解决办法一: 初始化一个长度为 len(nums) + 1的列表 A,然后遍历列表 nums,统计该列表各个元素出现的个数并记录在 A 中,然后统计列表 A 元素值为 2 的索引和 0 索引即为我们所求的值
class Solution(object):
def findErrorNums(self, nums):
"""
:type nums: List[int]
:rtype: List[int]
"""
len_num = len(nums)
count = [0] * (len(nums)+1)
for num in nums:
count[num] += 1
for i in range(1,len(nums)+1):
if count[i] == 2:
a = i
if count[i] == 0:
b = i
return [a,b]
JS版本代码
/**
* @param {number[]} nums
* @return {number[]}
*/
var findErrorNums = function(nums) {
var count = new Array(nums.length + 1);
count.fill(0);//这个方法是将初始化的数组所有元素值为0
var arr = new Array(2);
arr.fill(-1);
for(var i = 0; i < nums.length; i++){
count[nums[i]] ++;
}
for(var i = 1; i < count.length+1; i++){
if(count[i] == 2){
arr[0] = i;
if(arr[1]!=-1) break;
}
if(count[i] == 0){
arr[1] = i;
if(arr[0]!=-1) break;
}
}
return arr;
};
633. Sum of Square Numbers¶
Given a non-negative integer c, your task is to decide whether there’re two integers a and b such that a^2 + b^2 = c.
Example 1:
Input: 5
Output: True
Explanation: 1 * 1 + 2 * 2 = 5
Example 2:
Input: 3
Output: False
class Solution(object):
def judgeSquareSum(self, c):
"""
:type c: int
:rtype: bool
"""
for a in range(int(c ** 0.5) + 1):
b2 = c - a ** 2
if (int(b2 ** 0.5)) ** 2 == b2:
return True
return False
def newSquareSum(self, c):
"""
:type c: int
:rtype: bool
"""
m = int(c ** 0.5)
for a in range( m + 1):
b = int((c - a * a) ** 0.5)
if ( a * a + b * b ) == c:
return True
return False
let newSquareSum = function(num) {
const m = Math.squrt(num);
for(var a = 0; a <= m; a++) {
let b = parseInt(Math.squrt(num - a*a));
if( a * a + b * b == num ) return true;
}
return false;
}
628. Maximum Product of Three Numbers¶
Given an integer array, find three numbers whose product is maximum and output the maximum product.
Example 1:
Input: [1,2,3]
Output: 6
Example 2:
Input: [1,2,3,4]
Output: 24
- Note:
- The length of the given array will be in range [3,104] and all elements are in the range [-1000, 1000].

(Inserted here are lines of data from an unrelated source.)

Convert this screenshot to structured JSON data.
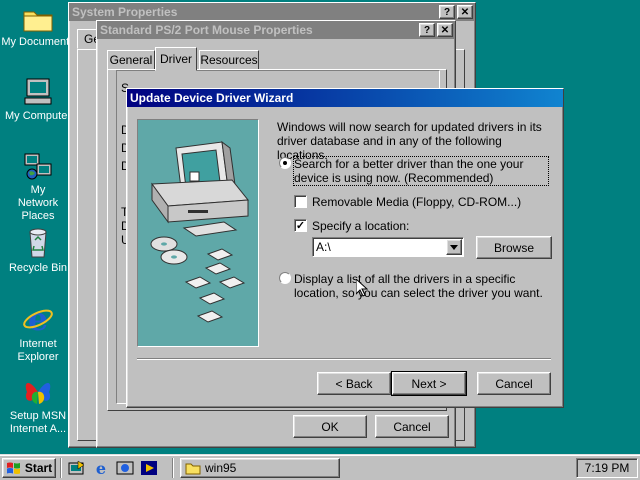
{
  "desktop": {
    "icons": [
      {
        "label": "My Documents",
        "icon": "folder-icon"
      },
      {
        "label": "My Computer",
        "icon": "computer-icon"
      },
      {
        "label": "My Network Places",
        "icon": "network-icon"
      },
      {
        "label": "Recycle Bin",
        "icon": "recycle-bin-icon"
      },
      {
        "label": "Internet Explorer",
        "icon": "internet-explorer-icon"
      },
      {
        "label": "Setup MSN Internet A...",
        "icon": "msn-butterfly-icon"
      }
    ]
  },
  "system_properties": {
    "title": "System Properties",
    "tab_partial": "Ge",
    "help_btn": "?",
    "close_btn": "✕"
  },
  "mouse_properties": {
    "title": "Standard PS/2 Port Mouse Properties",
    "tabs": [
      "General",
      "Driver",
      "Resources"
    ],
    "help_btn": "?",
    "close_btn": "✕",
    "ok": "OK",
    "cancel": "Cancel",
    "partial_letters": [
      "S",
      "D",
      "D",
      "D",
      "T",
      "D",
      "U"
    ]
  },
  "wizard": {
    "title": "Update Device Driver Wizard",
    "intro": "Windows will now search for updated drivers in its driver database and in any of the following locations.",
    "option_search": "Search for a better driver than the one your device is using now. (Recommended)",
    "removable_media": "Removable Media (Floppy, CD-ROM...)",
    "specify_location": "Specify a location:",
    "location_value": "A:\\",
    "browse": "Browse",
    "option_list": "Display a list of all the drivers in a specific location, so you can select the driver you want.",
    "back": "< Back",
    "next": "Next >",
    "cancel": "Cancel",
    "removable_checked": false,
    "specify_checked": true,
    "selected_option": "search"
  },
  "taskbar": {
    "start": "Start",
    "quicklaunch": [
      "show-desktop-icon",
      "ie-quicklaunch-icon",
      "channels-icon",
      "media-player-icon"
    ],
    "task_label": "win95",
    "clock": "7:19 PM"
  }
}
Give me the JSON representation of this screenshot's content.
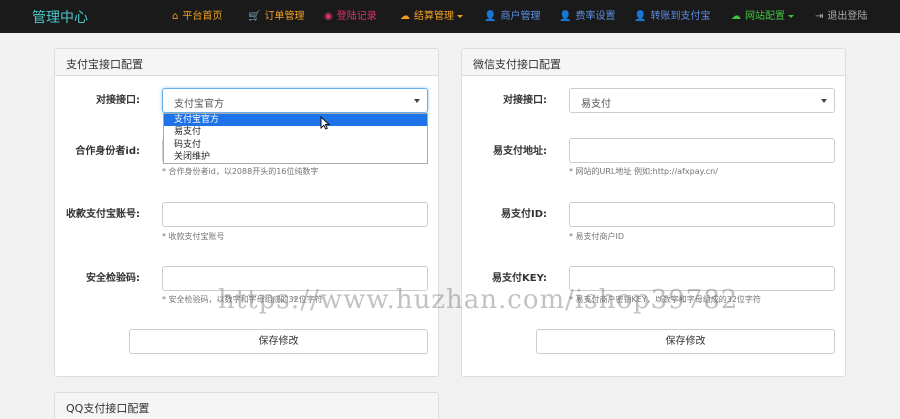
{
  "navbar": {
    "brand": "管理中心",
    "items": [
      {
        "label": "平台首页",
        "icon": "home-icon",
        "color": "#f0a020",
        "dropdown": false
      },
      {
        "label": "订单管理",
        "icon": "cart-icon",
        "color": "#f0a020",
        "dropdown": false
      },
      {
        "label": "登陆记录",
        "icon": "camera-icon",
        "color": "#e0336a",
        "dropdown": false
      },
      {
        "label": "结算管理",
        "icon": "cloud-icon",
        "color": "#f0a020",
        "dropdown": true
      },
      {
        "label": "商户管理",
        "icon": "user-icon",
        "color": "#5b8ee6",
        "dropdown": false
      },
      {
        "label": "费率设置",
        "icon": "user-icon",
        "color": "#5b8ee6",
        "dropdown": false
      },
      {
        "label": "转账到支付宝",
        "icon": "user-icon",
        "color": "#5b8ee6",
        "dropdown": false
      },
      {
        "label": "网站配置",
        "icon": "cloud-icon",
        "color": "#3fc43f",
        "dropdown": true
      },
      {
        "label": "退出登陆",
        "icon": "logout-icon",
        "color": "#aaaaaa",
        "dropdown": false
      }
    ]
  },
  "alipay": {
    "title": "支付宝接口配置",
    "interface_label": "对接接口:",
    "interface_value": "支付宝官方",
    "interface_options": [
      "支付宝官方",
      "易支付",
      "码支付",
      "关闭维护"
    ],
    "partner_label": "合作身份者id:",
    "partner_help": "* 合作身份者id，以2088开头的16位纯数字",
    "account_label": "收款支付宝账号:",
    "account_help": "* 收款支付宝账号",
    "key_label": "安全检验码:",
    "key_help": "* 安全检验码，以数字和字母组成的32位字符",
    "save": "保存修改"
  },
  "wechat": {
    "title": "微信支付接口配置",
    "interface_label": "对接接口:",
    "interface_value": "易支付",
    "url_label": "易支付地址:",
    "url_help": "* 网站的URL地址 例如:http://afxpay.cn/",
    "id_label": "易支付ID:",
    "id_help": "* 易支付商户ID",
    "key_label": "易支付KEY:",
    "key_help": "* 易支付商户密钥KEY，以数字和字母组成的32位字符",
    "save": "保存修改"
  },
  "qq": {
    "title": "QQ支付接口配置"
  },
  "watermark": "https://www.huzhan.com/ishop39782"
}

- Multiplication of any three numbers in the input won’t exceed the range of 32-bit signed integer.
class Solution(object):
def maximumProduct(self, nums):
"""
:type nums: List[int]
:rtype: int
先排序,然后找出5个数字,为什么是5个数字呢,需要考虑有负数的情况,
把拿到的数组进行排序,找出最小的两个数字min1和min2,然后找出数组
的最大3个数字,max1、max2和max3.
"""
nums = sorted(nums)
return max(nums[-3] * nums[-2] * nums[-1], nums[0] * nums[1] * nums[-1])
assert Solution().maximumProduct([1,2,3,4]) == 24
assert Solution().maximumProduct([-4,-3,-2,-1,60]) == 720
13. Roman to Integer¶
Given a roman numeral, convert it to an integer.
Input is guaranteed to be within the range from 1 to 3999.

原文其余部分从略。